Seperti kutipan dari sang Proklamator, Bung Karno “Perjuanganku akan lebih mudah karena mengusir penjajah, tapi perjuanganmu akan lebih sulit karena melawan bangsamu sendiri.” Dari data yang diperoleh dari Statistik Kriminal Tahun 2014, kasus konflik masal yang melibatkan banyak masa Indonesia pada tahun 2005-2011 terus mengalami kenaikan dan yang terkahir sejumlah 2.562 kasus konflik. Dapat disimpulkan, potensi konflik yang terjadi di Indonesia masih dalam kategori yang cukup tinggi.
Bangsa Indonesia masih kurang menyadari identitasnya sebagai bangsa yang bersatu yaitu bangsa Indonesia. Konflik-konflik yang sering terjadi di Indonesia diantaranya perang saudara, tawuran pelajar, konflik politik, dan sengketa tanah.
Terjadinya korban jiwa, harta benda, perang kepentingan, perselisihan terus menerus, dan yang paling mengancam kedaulatan NKRI adalah perpecahan yang berujung terbentuknya gerakan separatisme dan menuntut melepaskan diri dari wilayah Indonesia.
Mengapa paling mengancam? Karena hal tersebut bisa menjadi skala nasional dan kemudian kerugian yang terjadi akan semakin meluas dalam sektor keamanan, ketahanan, dan sektor lain.

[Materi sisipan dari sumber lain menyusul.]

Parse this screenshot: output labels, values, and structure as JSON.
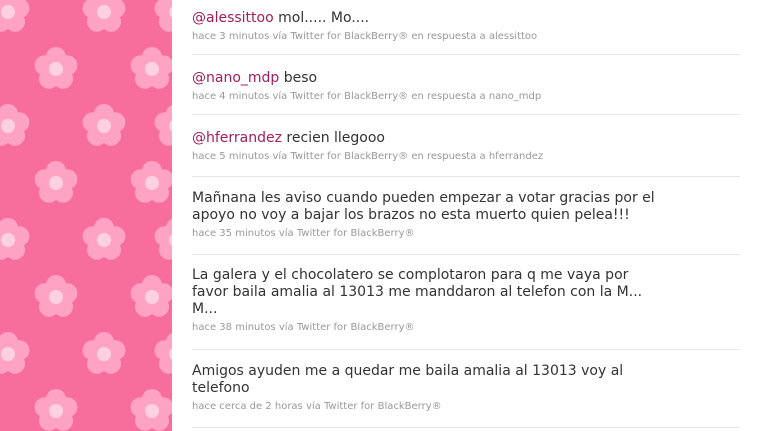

Sebab lain yang menjadi potensi konflik adalah prasangka etnosentrisme yang masih mendarah daging adalah penyebab terjadinya konflik dalam negara kita. Digaungkannya pada pendidikan masa kini adalah dengan diimplementasikan pendidikan multikultur pada kurikulum, pendidikan ini bertujuan menjadikan bangsa Indonesia bangsa yang toleran, bangsa yang menghargai orang di sekitarnya, dan menghargai perbedaan.
Menapaki sudut berpikir yang berlawanan, konflik sebenarnya memiliki dampak positif dalam diri sendiri begitu pula dalam masyarakat. Dengan adanya konflik, pribadi mampu berpikir secara kritis, terstruktur, dan solutif dalam menyelesaikan masalah yang dihadapi. Lebih tepatnya dengan adanya konflik dalam diri pribadi manusia akan menjadikannya sebuah pengalaman.
Konflik yang terjadi di masyarakat juga memiliki dampak positif, dengan terjadi sebuah konflik maka akan terjadi sebuah pola berpikir untuk mengatasinya secara bersama-sama dan kemudian terbentuk sebuah kesepakatan atau konsensus. Konflik yang terjadi dari ancaman luar dari sekelompok masyarakat, akan menjadikan masyarakat tersebut saling bersatu padu dalam melawan ancaman dari luar.
Sehingga kelak konflik akan dipandang menjadi wadah integritas terwujudnya keadaan aman, nyaman, tentram, sesuai cita-cita bersama bangsa Indonesia yaitu ikut melaksanakan ketertiban dunia dan perdamaian abadi. Indonesia itu dikenal dengan bangsanya yang ramah dan toleran. Maka dari itu setelah memahami makna dari konflik, sebab, dan cara meminimalisirnya, sebaiknya kita bisa lebih bijak dalam memenejemen diri. Setiap ada pertanyaan muncul, “Mau Indonesia bubar? Mau Indonesia perang?” pasti bakal terjamin tidak ada seorang pun yang ingin hal itu terjadi, khususnya bangsa Indonesia sendiri.
Konflik akan terus lahir, konflik pula yang akan merubah cara berpikir kita untuk menyelesaikan masalah. Jadi, sebagai bangsa yang kaya akan heterogenitas dan kemajemukan, sudah sepatutnya kita mampu menyikapi perbedaan itu secara bijak dan sebaik mungkin, demi terpeliharanya Negara Kesatuan Republik Indonesia dan damai sejahtera hingga anak, cucu, dan cicit kita selanjutnya.